2. **Phone number**: 7-digit number. Each digit 0-9. With first digit not 0 or 1: 8 × 10^6 = 80M.
3. **License plate** (state varies): 3 letters + 3 digits. 26^3 × 10^3 = 17.6M plates.
4. **Lock combination**: 4-digit code, digits 0-9 with repetition: 10,000.
5. **Class roster**: ordering 30 students for graduation: 30! ≈ 2.6 × 10^32.
**Stirling approximation for n!:**
For large n: n! ≈ √(2πn) × (n/e)^n.
Useful for very large calculations.
**Algorithmic complexity:**
Permutation problems often have factorial complexity (NP-hard for many). - Generating all permutations: O(n!). - Finding optimal: often exponential or factorial. - Special cases may have polynomial solutions.
**Real-world limits:**
- 52-card shuffle: ~10^67 possible orderings (more than atoms in observable universe). - This is why card shuffling is "essentially random" — almost no two shuffles are identical.
**Identities:**
- P(n, r) = n! / (n-r)! - P(n, n) = n! - P(n, 1) = n - P(n, 0) = 1 - P(n, r) = C(n, r) × r!
**Common errors:**
- Confusing P(n, r) with C(n, r). Permutations include order. - Using simple factorials when subset arrangements needed. - Forgetting repetition rules. - Computing very large factorials without consideration.
Common mistakes to avoid
- Confusing permutations with combinations.
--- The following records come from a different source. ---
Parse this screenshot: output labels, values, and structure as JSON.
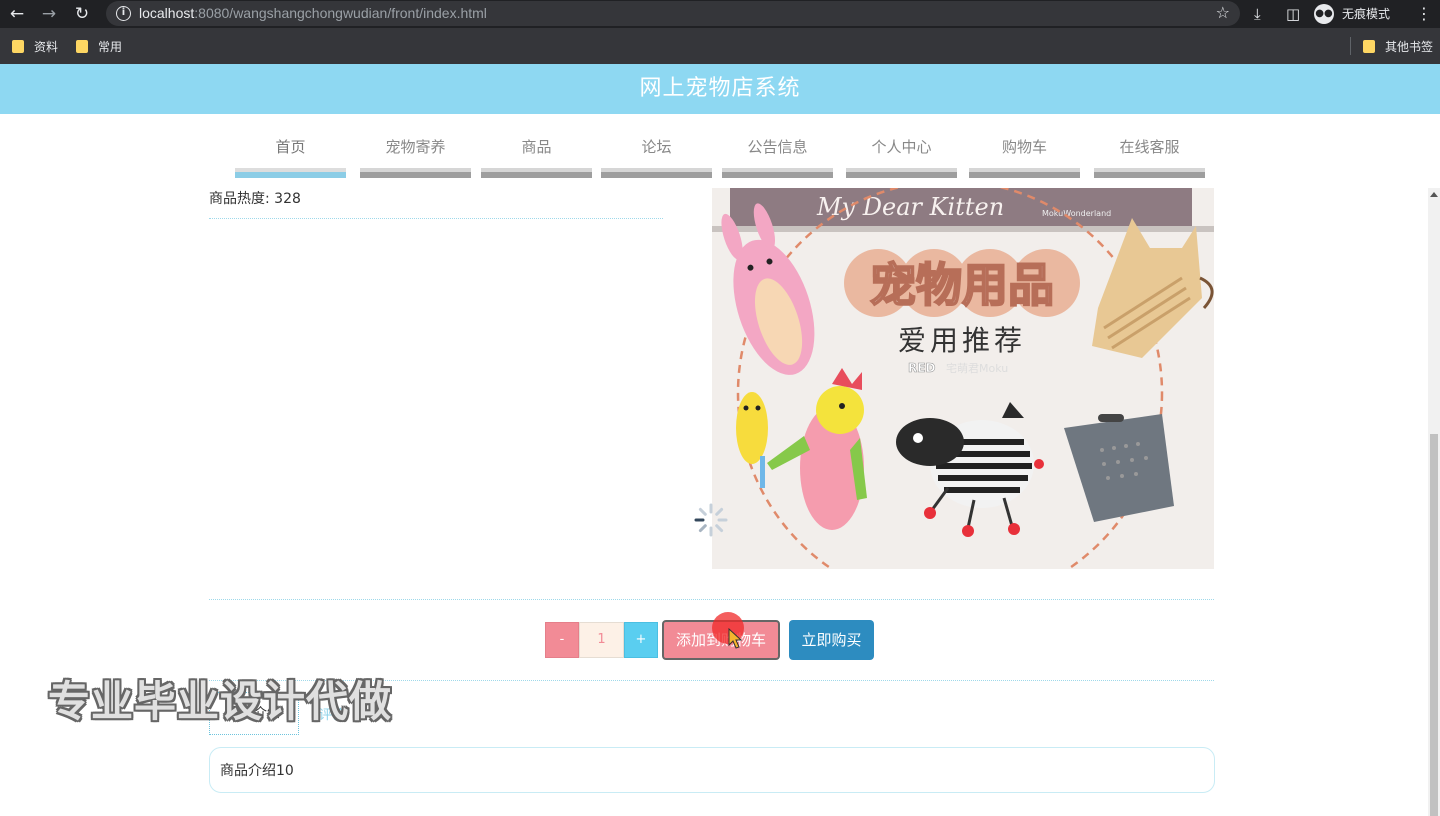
{
  "browser": {
    "url_host": "localhost",
    "url_rest": ":8080/wangshangchongwudian/front/index.html",
    "incognito_label": "无痕模式",
    "bookmarks": [
      "资料",
      "常用"
    ],
    "other_bookmarks": "其他书签"
  },
  "site": {
    "title": "网上宠物店系统"
  },
  "nav": {
    "items": [
      "首页",
      "宠物寄养",
      "商品",
      "论坛",
      "公告信息",
      "个人中心",
      "购物车",
      "在线客服"
    ],
    "active_index": 0
  },
  "product": {
    "hotness": "商品热度: 328",
    "image_text": {
      "banner": "My Dear Kitten",
      "brand": "MokuWonderland",
      "headline": "宠物用品",
      "subline": "爱用推荐",
      "tag": "RED",
      "tag_suffix": "宅萌君Moku"
    }
  },
  "purchase": {
    "minus": "-",
    "quantity": "1",
    "plus": "+",
    "add_to_cart": "添加到购物车",
    "buy_now": "立即购买"
  },
  "tabs": {
    "intro": "商品介绍",
    "comments": "评论"
  },
  "description": "商品介绍10",
  "watermark": "专业毕业设计代做",
  "colors": {
    "header_bg": "#8ed8f2",
    "add_cart_bg": "#f28b96",
    "plus_bg": "#5acef0",
    "buy_bg": "#2d8cc0"
  }
}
P respects order; C ignores.
- Trying to compute P(n, r) where r > n. Mathematically zero.
- Using simple factorial when permutation needed. P(n,r) = n!/(n-r)!, not n!.
- Forgetting repetition rules. With/without repetition gives different counts.
- Treating P(n, 0) and P(n, n) consistently. P(n, 0) = 1; P(n, n) = n!.
- Computing very large factorials directly. Use logarithms or approximations.
- Confusing arrangements (ordered) with combinations (unordered).